What I mean is that we – and the courts in particular – don`t even mentally deal with such principles (yes, one couldn`t even expect it), that we mentally deal with such principles, which are a necessary, typical or even minimally frequent step in our arguments or arguments towards such conclusions. We can say that it encompasses all the contextual parts of the existing law: any section of the positive law (or not positive, depending on what your legal metaphysics allows) as it exists at the time of application and which can be identified as such – within the framework of the existing law – regardless of any opinion on its applicability and application to any object (and also independently of any opinion on the normative law). Desirable to apply it pragmatically in each particular decision-making context of B.). It can be a provision, but also, for example, a set of provisions that are taken together, or a previous decision or custom – or anything that is considered part of the law according to the correct theory of what the law is. Pragmatic application of the law (for written provisions): Applying a provision p pragmatically means performing an act φ in such a way that: First, the representative who pragmatically applies a provision p need not be the same person who applied it to the object in question. As a general rule, of course, it will be the same judge or tribunal that applies a provision to an object x and draws the appropriate conclusion; and then apply that provision pragmatically by taking the action that supports that conclusion. But the two operations can fall on different entities.
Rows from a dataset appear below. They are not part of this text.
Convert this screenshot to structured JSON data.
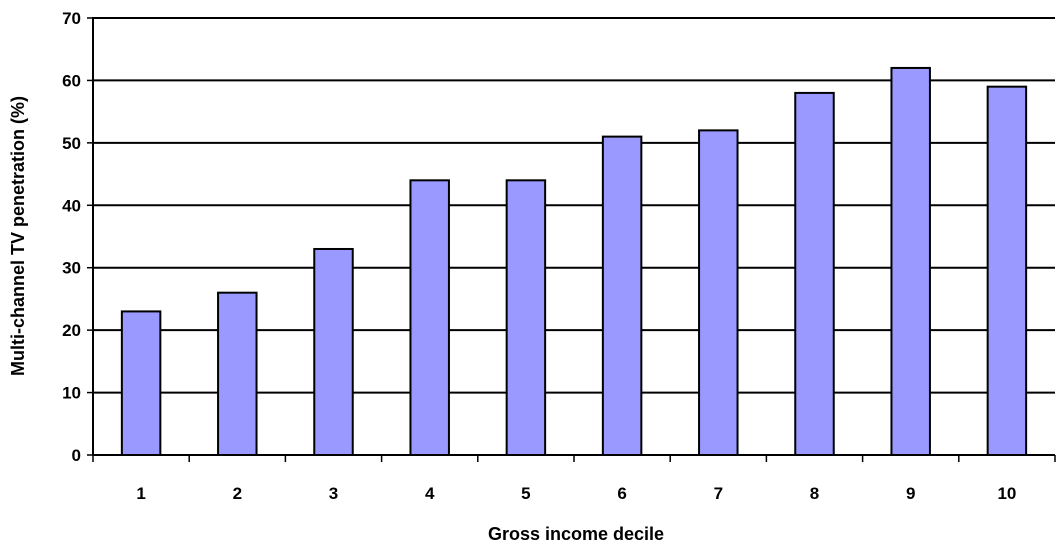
{
  "chart_data": {
    "type": "bar",
    "title": "",
    "xlabel": "Gross income decile",
    "ylabel": "Multi-channel TV penetration (%)",
    "categories": [
      "1",
      "2",
      "3",
      "4",
      "5",
      "6",
      "7",
      "8",
      "9",
      "10"
    ],
    "values": [
      23,
      26,
      33,
      44,
      44,
      51,
      52,
      58,
      62,
      59
    ],
    "ylim": [
      0,
      70
    ],
    "yticks": [
      "0",
      "10",
      "20",
      "30",
      "40",
      "50",
      "60",
      "70"
    ],
    "grid": true,
    "legend": "none",
    "colors": {
      "bar_fill": "#9999ff",
      "bar_stroke": "#000000",
      "grid": "#000000"
    }
  }
}
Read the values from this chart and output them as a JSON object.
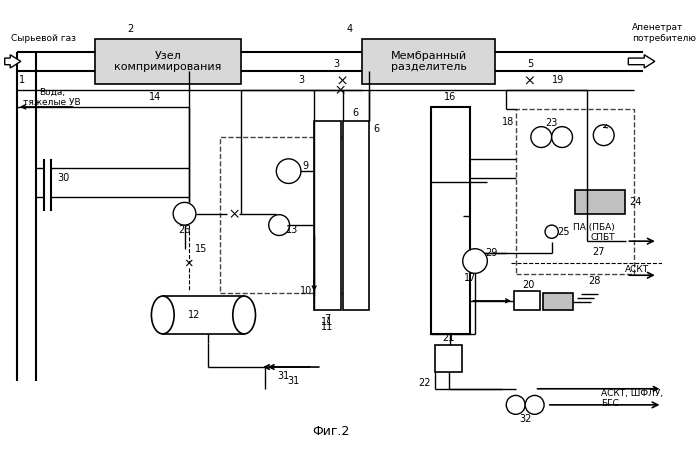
{
  "title": "Фиг.2",
  "bg_color": "#ffffff",
  "labels": {
    "raw_gas": "Сырьевой газ",
    "water_hc": "Вода,\nтяжелые УВ",
    "compression": "Узел\nкомпримирования",
    "membrane": "Мембранный\nразделитель",
    "permeate": "Апенетрат\nпотребителю",
    "pa_pba": "ПА (ПБА)\nСПБТ",
    "askt1": "АСКТ",
    "askt_shflu": "АСКТ, ШФЛУ,\nБГС"
  }
}
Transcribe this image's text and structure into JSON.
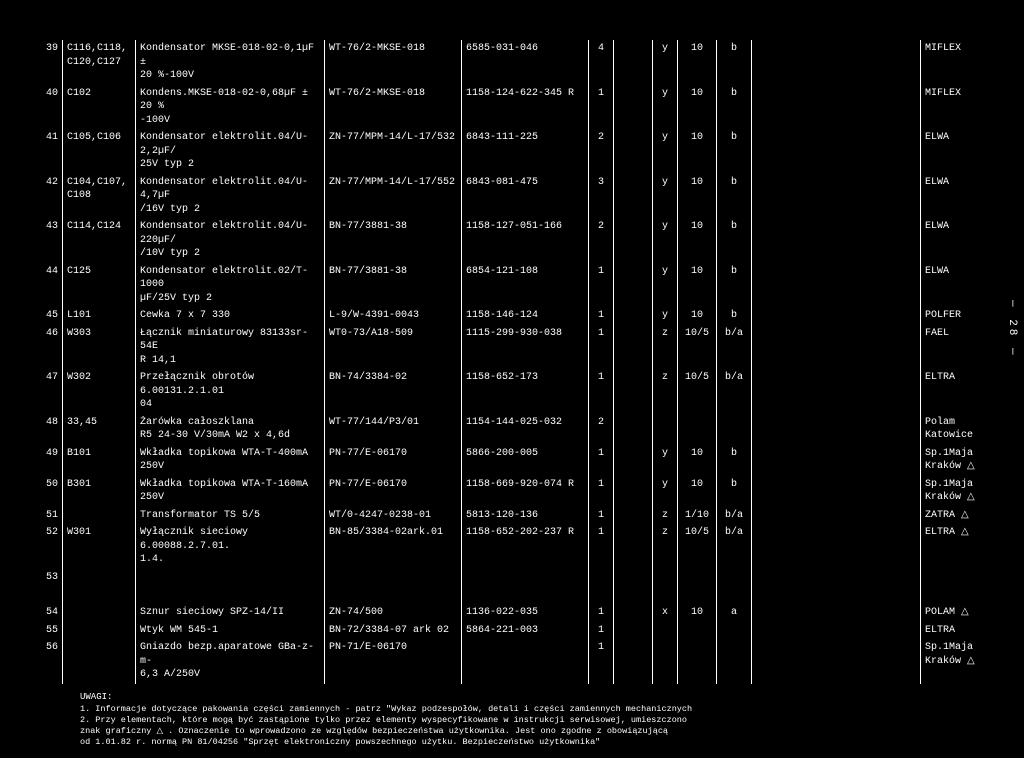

That seems to be the case, for example, where a national court of a Member State of the European Union refers a question of interpretation of EU law to the Court of Justice of the Union. The judgment of the Court of Justice may very well concern the secondary application of EU law – and is then used by the national court in the pragmatic application of the relevant law. Footnote 13 This is a complex two-step deductive argument. The first step – from (1) and (2) to (3) – is the argument which, as we have seen in Section II, corresponds to the derived application of the provision to the bill of lading clause.